I'm not much a TV watcher. I hit all the high notes, but you're far more likely to find me watching a movie or playing a video game. I do, however, have both an elderly dad and a toddler nephew, which gives me close access to the target demos of the CBS drama "Blue Bloods" and the Nickelodeon cartoon "Paw Patrol." These shows are very different to say the least, but they both have attracted the attention of a certain subset of social media users in the past week. Why? "Copaganda." What the hell is that you ask? Simply put, it's the portrayal of police and law enforcement as "good guys" in media. There are some who believe that shows like "Blue Bloods" and "Paw Patrol" contribute to an American's positive attitudes towards police and police officers, which in turn allows society to turn a blind eye to abuses of power.

It's an interesting theory, of course.
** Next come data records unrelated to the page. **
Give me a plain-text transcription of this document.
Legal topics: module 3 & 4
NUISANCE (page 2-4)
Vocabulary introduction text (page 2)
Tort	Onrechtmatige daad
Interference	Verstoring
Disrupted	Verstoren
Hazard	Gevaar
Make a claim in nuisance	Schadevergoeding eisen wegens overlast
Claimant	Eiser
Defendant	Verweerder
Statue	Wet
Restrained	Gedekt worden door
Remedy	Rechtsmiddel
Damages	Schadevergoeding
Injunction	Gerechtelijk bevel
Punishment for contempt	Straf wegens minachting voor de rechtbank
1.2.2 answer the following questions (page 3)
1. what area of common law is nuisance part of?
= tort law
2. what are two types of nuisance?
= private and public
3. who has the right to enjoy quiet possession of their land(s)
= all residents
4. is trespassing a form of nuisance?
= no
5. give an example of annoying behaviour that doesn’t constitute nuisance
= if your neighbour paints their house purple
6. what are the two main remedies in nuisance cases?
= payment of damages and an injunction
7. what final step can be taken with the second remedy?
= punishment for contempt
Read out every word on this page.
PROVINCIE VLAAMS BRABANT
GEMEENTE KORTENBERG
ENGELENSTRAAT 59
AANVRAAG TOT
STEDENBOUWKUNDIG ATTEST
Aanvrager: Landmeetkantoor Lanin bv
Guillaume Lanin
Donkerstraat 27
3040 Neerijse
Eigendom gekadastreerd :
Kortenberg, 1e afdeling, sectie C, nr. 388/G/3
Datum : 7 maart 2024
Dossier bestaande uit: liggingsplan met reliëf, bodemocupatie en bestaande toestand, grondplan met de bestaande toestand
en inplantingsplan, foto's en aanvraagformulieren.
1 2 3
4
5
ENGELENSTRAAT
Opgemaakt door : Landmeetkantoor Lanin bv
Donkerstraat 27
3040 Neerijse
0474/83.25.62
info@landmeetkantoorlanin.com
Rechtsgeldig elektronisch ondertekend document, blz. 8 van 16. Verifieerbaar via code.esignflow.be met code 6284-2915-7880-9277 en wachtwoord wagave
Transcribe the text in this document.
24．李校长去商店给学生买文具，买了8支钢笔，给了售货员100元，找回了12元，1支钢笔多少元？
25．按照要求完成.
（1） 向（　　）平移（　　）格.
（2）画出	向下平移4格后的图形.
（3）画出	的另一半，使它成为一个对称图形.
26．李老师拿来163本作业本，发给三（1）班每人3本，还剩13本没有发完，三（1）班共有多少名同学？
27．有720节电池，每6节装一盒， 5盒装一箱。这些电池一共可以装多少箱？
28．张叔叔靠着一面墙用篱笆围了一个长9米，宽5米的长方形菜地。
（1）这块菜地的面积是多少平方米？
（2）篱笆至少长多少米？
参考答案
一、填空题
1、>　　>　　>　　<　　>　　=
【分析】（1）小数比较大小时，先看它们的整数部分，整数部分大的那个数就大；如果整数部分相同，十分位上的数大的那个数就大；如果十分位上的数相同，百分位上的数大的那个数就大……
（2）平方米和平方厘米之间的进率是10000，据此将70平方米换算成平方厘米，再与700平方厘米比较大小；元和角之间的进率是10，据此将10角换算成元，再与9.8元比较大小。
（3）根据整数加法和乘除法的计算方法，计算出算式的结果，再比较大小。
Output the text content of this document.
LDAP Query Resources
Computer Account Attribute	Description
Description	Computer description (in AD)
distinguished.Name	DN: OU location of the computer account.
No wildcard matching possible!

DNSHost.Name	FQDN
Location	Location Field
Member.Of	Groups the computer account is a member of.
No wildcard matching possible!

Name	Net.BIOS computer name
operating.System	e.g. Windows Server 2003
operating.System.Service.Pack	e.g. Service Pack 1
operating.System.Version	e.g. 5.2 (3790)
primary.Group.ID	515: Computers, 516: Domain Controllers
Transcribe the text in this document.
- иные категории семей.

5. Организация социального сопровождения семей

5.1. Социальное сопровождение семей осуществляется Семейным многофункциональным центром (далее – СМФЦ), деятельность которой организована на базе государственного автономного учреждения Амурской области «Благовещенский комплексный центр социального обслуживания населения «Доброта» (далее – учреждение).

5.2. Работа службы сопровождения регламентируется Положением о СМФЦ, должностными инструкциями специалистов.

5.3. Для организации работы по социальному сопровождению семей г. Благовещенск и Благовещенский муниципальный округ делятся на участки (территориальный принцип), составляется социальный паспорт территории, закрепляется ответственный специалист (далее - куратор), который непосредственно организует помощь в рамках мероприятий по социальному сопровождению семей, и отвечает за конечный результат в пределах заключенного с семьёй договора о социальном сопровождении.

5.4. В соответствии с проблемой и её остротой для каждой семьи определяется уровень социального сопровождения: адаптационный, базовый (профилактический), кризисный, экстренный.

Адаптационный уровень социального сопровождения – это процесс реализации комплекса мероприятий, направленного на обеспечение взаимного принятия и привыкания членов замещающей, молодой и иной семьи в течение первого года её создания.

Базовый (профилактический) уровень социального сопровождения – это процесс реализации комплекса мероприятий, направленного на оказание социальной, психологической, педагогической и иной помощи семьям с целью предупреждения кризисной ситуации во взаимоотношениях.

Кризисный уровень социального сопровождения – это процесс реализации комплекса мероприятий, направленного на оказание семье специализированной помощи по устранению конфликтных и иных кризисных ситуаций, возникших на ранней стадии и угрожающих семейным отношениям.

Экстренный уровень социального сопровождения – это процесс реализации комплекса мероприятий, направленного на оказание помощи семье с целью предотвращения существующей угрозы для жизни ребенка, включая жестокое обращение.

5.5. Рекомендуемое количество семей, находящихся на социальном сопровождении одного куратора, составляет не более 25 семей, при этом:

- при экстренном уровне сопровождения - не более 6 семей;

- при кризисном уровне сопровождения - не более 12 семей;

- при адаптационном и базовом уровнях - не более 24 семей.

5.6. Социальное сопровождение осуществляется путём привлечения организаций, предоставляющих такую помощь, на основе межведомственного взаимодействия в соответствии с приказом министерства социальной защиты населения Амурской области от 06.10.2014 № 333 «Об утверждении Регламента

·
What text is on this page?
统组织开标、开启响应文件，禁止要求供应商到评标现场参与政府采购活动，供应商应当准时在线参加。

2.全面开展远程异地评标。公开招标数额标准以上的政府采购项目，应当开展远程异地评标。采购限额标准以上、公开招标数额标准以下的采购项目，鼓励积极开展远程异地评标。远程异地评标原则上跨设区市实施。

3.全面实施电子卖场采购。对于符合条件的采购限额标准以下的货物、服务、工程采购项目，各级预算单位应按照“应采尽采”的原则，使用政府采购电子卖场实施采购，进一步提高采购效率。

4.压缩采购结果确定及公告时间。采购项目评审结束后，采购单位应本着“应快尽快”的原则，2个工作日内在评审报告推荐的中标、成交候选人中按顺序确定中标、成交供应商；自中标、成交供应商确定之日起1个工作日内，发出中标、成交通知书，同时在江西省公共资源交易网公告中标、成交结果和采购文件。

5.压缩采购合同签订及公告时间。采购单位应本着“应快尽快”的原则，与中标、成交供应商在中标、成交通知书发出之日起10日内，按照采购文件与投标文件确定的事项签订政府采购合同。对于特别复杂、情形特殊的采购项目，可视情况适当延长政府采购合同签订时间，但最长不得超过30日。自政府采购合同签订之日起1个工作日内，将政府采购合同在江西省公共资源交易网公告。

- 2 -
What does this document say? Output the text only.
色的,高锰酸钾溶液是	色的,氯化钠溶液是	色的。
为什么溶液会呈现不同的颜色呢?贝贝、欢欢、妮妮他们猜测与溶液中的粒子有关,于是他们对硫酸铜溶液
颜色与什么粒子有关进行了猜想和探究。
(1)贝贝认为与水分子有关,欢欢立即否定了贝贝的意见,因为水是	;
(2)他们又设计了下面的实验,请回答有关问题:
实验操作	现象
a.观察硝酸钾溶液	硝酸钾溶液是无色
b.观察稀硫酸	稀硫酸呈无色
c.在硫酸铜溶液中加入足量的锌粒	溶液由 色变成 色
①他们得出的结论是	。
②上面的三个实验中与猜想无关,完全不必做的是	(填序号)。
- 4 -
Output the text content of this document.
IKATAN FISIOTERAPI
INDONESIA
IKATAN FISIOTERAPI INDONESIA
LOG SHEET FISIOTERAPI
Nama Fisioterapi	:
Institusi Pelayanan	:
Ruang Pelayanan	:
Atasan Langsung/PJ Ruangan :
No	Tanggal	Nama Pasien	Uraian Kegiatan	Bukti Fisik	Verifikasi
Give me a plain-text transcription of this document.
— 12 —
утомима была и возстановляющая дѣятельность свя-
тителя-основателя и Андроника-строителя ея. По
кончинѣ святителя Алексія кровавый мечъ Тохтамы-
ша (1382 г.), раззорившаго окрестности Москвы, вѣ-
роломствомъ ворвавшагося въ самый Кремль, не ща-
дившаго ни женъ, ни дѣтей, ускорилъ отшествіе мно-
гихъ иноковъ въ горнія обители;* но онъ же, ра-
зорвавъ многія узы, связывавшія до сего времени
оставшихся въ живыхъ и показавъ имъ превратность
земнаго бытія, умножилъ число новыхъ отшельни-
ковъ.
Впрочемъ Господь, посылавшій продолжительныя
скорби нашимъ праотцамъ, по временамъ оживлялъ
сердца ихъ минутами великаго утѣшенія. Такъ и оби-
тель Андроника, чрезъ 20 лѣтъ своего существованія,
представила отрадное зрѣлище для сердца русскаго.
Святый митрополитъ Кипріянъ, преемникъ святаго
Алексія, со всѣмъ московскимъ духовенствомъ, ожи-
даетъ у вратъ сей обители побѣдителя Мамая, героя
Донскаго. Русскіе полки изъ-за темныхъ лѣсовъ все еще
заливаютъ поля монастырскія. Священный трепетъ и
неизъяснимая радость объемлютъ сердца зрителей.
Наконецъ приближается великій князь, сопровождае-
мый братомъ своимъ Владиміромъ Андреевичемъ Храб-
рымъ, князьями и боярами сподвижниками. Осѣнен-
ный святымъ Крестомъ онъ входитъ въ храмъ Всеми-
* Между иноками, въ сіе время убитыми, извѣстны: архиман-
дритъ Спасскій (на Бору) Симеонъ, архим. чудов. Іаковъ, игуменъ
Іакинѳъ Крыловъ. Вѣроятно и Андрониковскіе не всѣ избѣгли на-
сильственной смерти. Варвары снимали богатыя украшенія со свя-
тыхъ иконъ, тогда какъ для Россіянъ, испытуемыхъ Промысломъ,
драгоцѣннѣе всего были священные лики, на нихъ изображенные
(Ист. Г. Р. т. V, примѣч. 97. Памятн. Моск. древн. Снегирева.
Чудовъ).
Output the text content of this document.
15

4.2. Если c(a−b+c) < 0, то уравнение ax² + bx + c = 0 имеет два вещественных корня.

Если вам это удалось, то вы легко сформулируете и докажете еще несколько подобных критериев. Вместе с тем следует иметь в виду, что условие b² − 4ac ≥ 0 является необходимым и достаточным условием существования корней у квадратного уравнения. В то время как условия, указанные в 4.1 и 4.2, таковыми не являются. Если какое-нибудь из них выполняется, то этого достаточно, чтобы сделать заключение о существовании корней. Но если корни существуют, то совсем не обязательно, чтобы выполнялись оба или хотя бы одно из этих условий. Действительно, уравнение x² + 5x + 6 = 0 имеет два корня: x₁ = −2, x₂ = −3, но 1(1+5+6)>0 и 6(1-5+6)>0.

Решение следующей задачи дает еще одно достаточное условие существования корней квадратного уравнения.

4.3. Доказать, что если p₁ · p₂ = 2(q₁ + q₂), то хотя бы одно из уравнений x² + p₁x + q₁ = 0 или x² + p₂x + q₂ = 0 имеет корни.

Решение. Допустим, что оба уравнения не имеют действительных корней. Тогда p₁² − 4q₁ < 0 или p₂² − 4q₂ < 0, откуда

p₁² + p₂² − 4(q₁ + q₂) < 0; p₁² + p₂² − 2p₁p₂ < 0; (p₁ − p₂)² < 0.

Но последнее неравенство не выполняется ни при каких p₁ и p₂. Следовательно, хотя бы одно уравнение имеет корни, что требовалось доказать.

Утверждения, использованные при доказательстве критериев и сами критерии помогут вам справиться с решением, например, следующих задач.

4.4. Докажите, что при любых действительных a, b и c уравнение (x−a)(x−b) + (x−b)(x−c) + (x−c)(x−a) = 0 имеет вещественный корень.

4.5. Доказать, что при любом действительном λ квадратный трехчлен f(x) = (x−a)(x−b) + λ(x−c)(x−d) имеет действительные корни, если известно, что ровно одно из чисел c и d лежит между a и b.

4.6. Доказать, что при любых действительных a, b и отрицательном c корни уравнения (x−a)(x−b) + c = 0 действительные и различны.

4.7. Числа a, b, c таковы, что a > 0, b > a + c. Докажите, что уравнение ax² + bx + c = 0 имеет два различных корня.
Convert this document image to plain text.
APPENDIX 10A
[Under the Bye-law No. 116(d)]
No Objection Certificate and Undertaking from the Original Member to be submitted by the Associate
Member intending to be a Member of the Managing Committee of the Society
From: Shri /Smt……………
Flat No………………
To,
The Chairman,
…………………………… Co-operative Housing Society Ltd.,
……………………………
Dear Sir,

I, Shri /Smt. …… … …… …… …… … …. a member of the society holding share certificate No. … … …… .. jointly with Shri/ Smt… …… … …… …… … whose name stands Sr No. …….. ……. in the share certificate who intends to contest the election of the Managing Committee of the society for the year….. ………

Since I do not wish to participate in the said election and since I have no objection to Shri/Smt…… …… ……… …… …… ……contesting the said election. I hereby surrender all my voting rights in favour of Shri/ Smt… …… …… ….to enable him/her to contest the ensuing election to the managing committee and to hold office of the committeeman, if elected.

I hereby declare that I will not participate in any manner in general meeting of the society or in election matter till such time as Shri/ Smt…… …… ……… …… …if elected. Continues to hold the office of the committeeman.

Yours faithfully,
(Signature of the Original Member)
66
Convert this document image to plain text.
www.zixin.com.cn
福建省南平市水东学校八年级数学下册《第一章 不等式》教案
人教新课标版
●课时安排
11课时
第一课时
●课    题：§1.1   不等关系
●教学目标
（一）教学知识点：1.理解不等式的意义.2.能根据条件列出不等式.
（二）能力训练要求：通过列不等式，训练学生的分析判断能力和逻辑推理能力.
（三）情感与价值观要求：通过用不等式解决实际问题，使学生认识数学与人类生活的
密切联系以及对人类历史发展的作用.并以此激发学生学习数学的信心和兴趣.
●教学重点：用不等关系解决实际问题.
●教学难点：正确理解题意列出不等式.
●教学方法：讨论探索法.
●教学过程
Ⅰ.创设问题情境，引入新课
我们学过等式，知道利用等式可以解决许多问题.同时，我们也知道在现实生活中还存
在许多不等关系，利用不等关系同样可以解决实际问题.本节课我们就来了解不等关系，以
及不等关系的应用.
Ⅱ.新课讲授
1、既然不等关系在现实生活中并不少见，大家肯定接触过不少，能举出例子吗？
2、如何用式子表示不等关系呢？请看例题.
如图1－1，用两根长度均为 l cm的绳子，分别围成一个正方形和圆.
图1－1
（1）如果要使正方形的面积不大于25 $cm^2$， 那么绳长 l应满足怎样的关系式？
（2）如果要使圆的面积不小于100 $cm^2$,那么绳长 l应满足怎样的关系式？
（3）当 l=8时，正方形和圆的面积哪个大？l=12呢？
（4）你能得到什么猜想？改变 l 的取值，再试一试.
Media and pop culture shape American minds far more than in any other country. But is it anything more than a theory? My nephew ADORES Paw Patrol, even going so far as to call one of its characters, Chase, his "best friend." Being the good uncle that I am, I am constantly buying him anything I see with Chase's cute little mug on it. For those unfamiliar, Chase is the resident "police dog" on the team. Should I sit him down and explain that while he may think Chase is his best friend, Chase is willfully enforcing systemic injustice and must be held accountable for his actions? He's a smart boy but I'm not so sure he'd understand the conversation.

Plenty of media has portrayed "complex' heroes for all ages: "Breaking Bad" made people root for a meth dealer and the Teenage Mutant Ninja Turtles were constantly resolving conflict with violence. How much does that affect a viewer? I grew up watching Stone Cold Steve Austin drink beer on the job after sending his boss off with a Stunner and a double bird and I've only done that once in the workplace. And even before we answer *THAT* question, the question of whether or not just having a cop as a "good" guy or girl on a TV show makes that character "complicated." I've seen *plenty* of Blue Bloods (and heard even more, on account of the tv volume being pumped WAY up) and the issue with that show isn't that it glorifies cops, the issue is that it kind of stinks. I mean they killed a character's wife almost exactly the same way that The Itchy and Scratchy show killed off Poochie. How good can it be?

There are obviously important questions to be asked going forward and society is right in the middle of potentially seismic changes. Is this the best place to be focusing our energy? Should we re-evaluate our culture's portrayal of police and policing? Share your opinion in the comments section. And please...be kind to Chase. He's my nephew's best friend after all.